On 8th April 2020, Consob announced that it has admitted the new market Practice no. 1 relating to the support of market liquidity.

The new Practice no. 1 will come into force thirty days after its publication in the Official Bulletin of the Italian Republic (“Gazzetta Ufficiale della Repubblica Italiana“), all along with the expiration of the previous Practice No 1, admitted with the Resolution (Consob) no. 16839 of 19 March 2009 .

The admission of the new Practice no. 1 follows the public consultation launched on 21 September 2018 about proposals for the adaptation to the new European context set by Regulation (EU) no. 596/2014 (MAR – Market Abuse Regulation) of the three market practices allowed by Consob in the previous EU regime.

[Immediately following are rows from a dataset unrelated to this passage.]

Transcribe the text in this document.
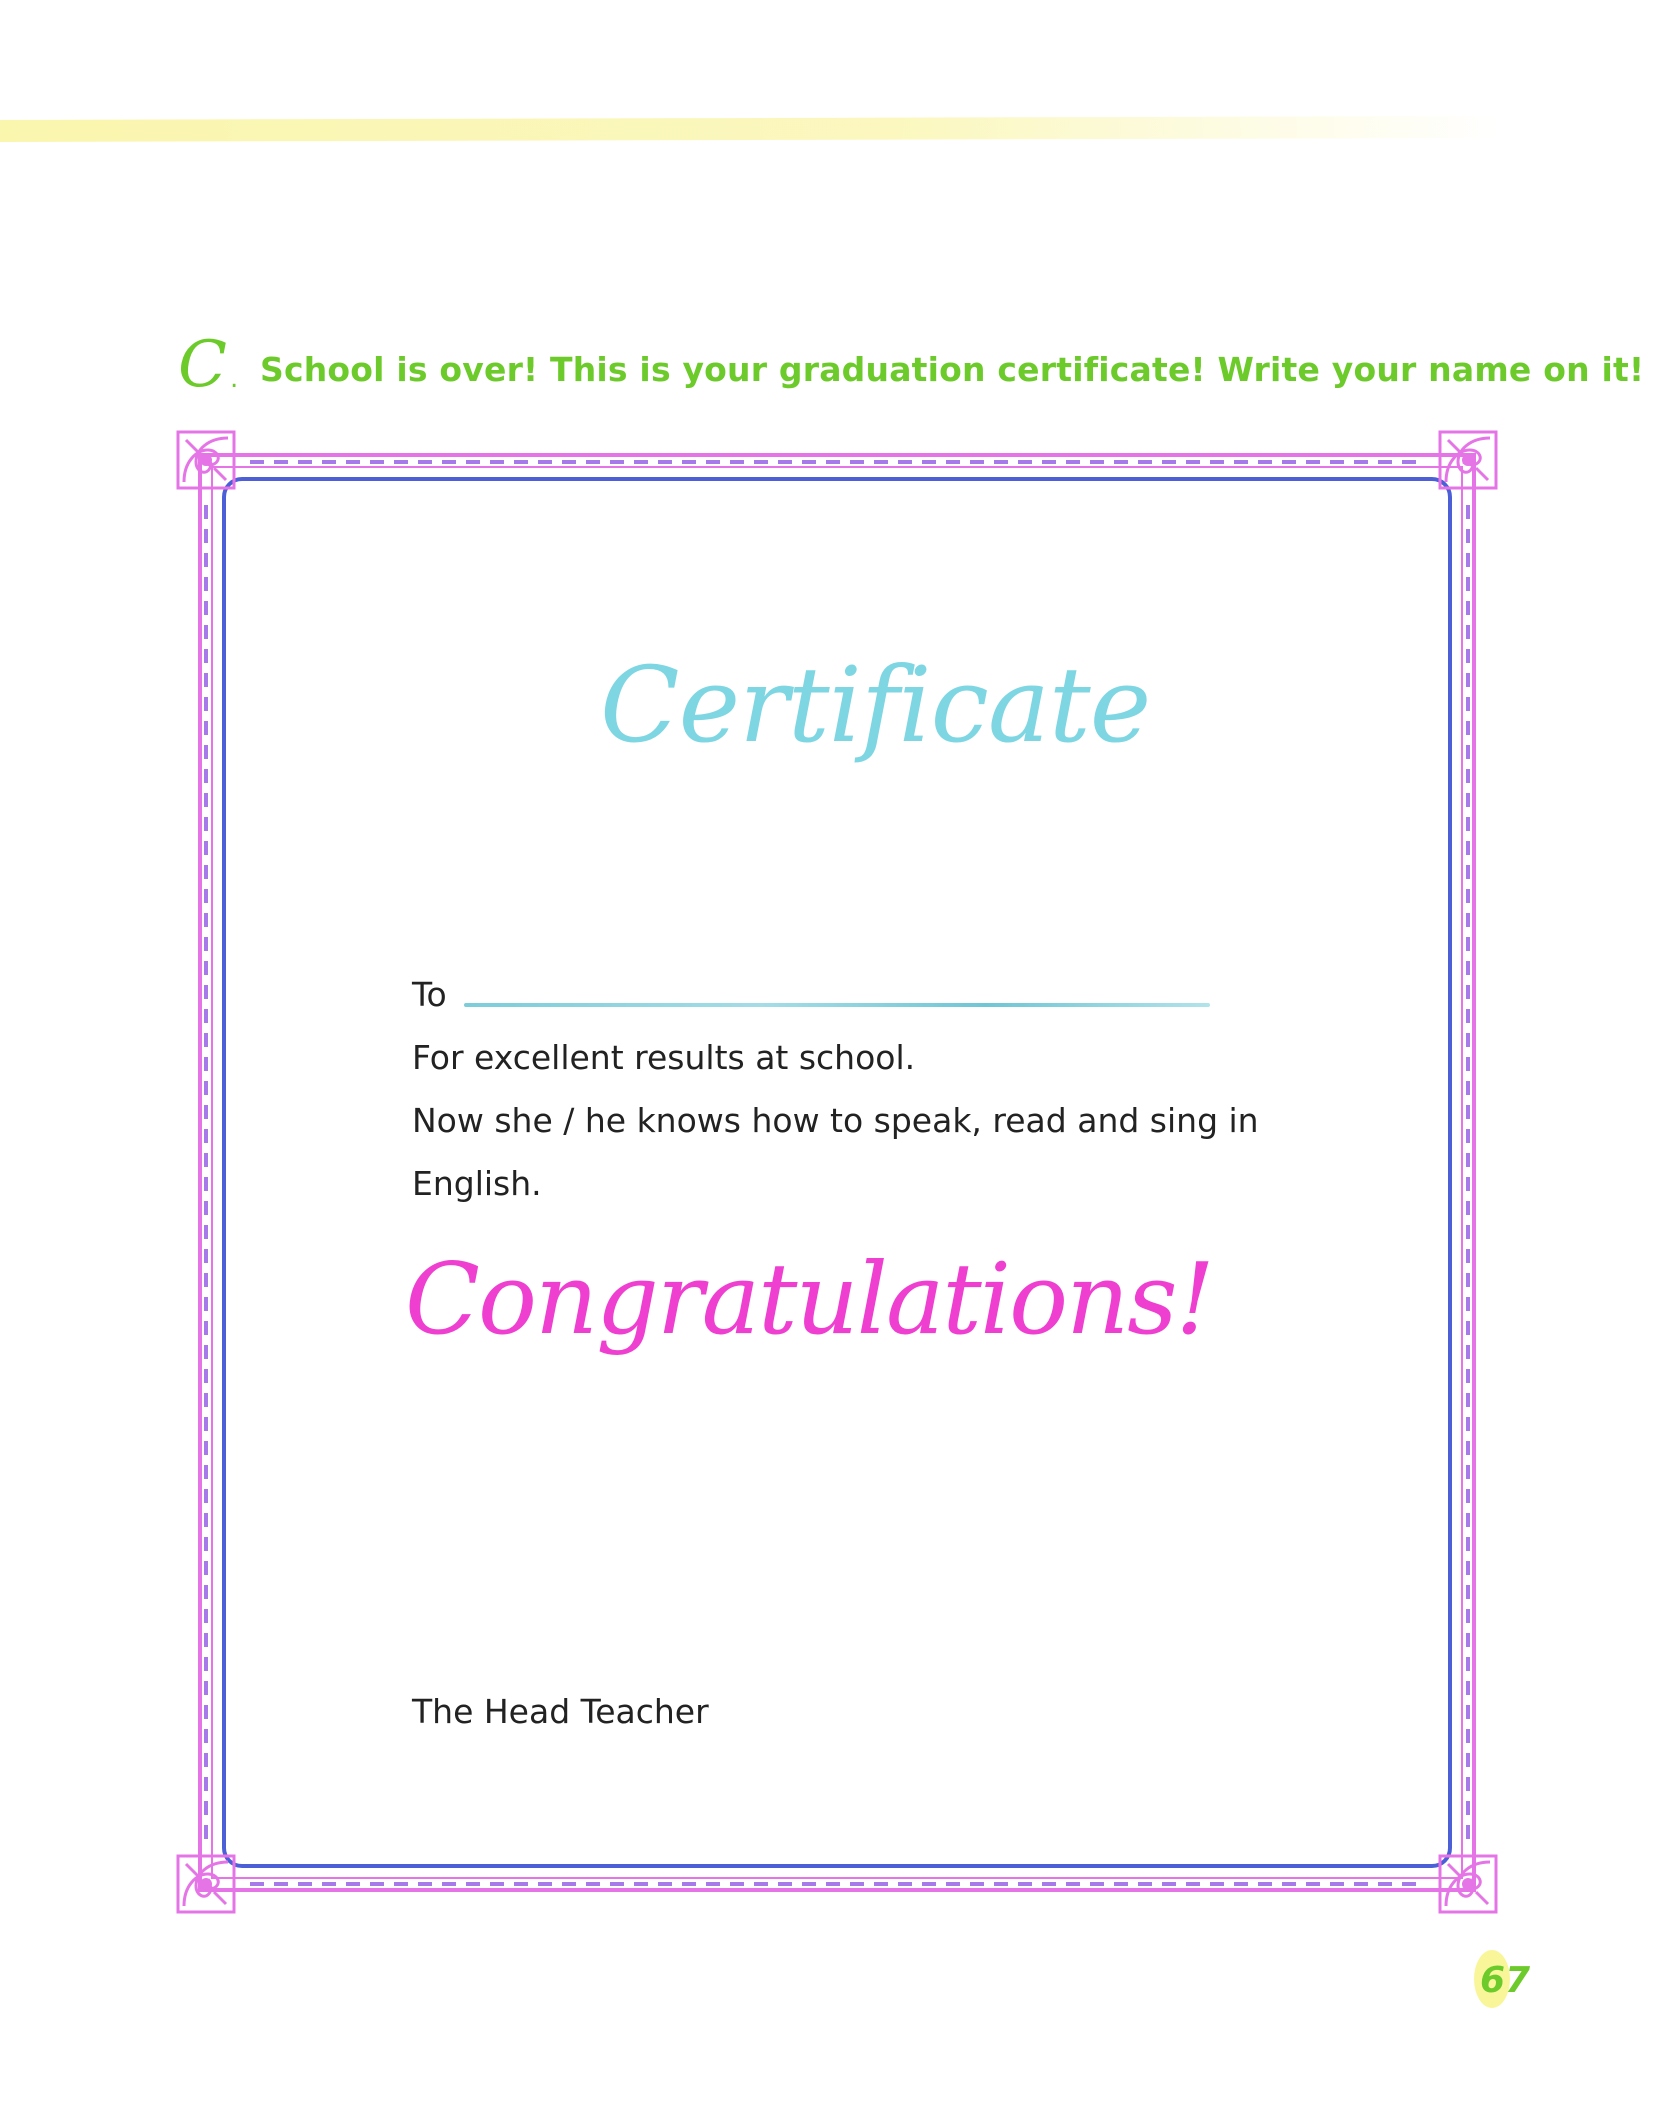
C . School is over! This is your graduation certificate! Write your name on it!
Certificate
To
For excellent results at school.
Now she / he knows how to speak, read and sing in
English.
Congratulations!
The Head Teacher
67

The Contract shall establish maximum limits for the resources (Financial Instruments and/or cash) allocated to the performance of the activity, which shall be proportionate and commensurate to the purposes of the Contract both with regard to the positions opened on the buy or on the sell side and to the positions held when the activity started.

These limits shall be:

  1. for liquid financial instruments, no higher than 200% of the average daily trading volume on the Market during the 30 days prior to the start of activity and, in any event, no higher than € 20 million;
  2. for illiquid financial instruments, no higher than 1% of the outstanding issued Financial Instruments to be determined at the beginning of the day when the activity started or 500% of the average referred above and, in any event, no higher than € 1 million. The 1% limit is calculated at the beginning of the day when the activity starts and is updated when any significant change of the Financial Instruments issued occurs.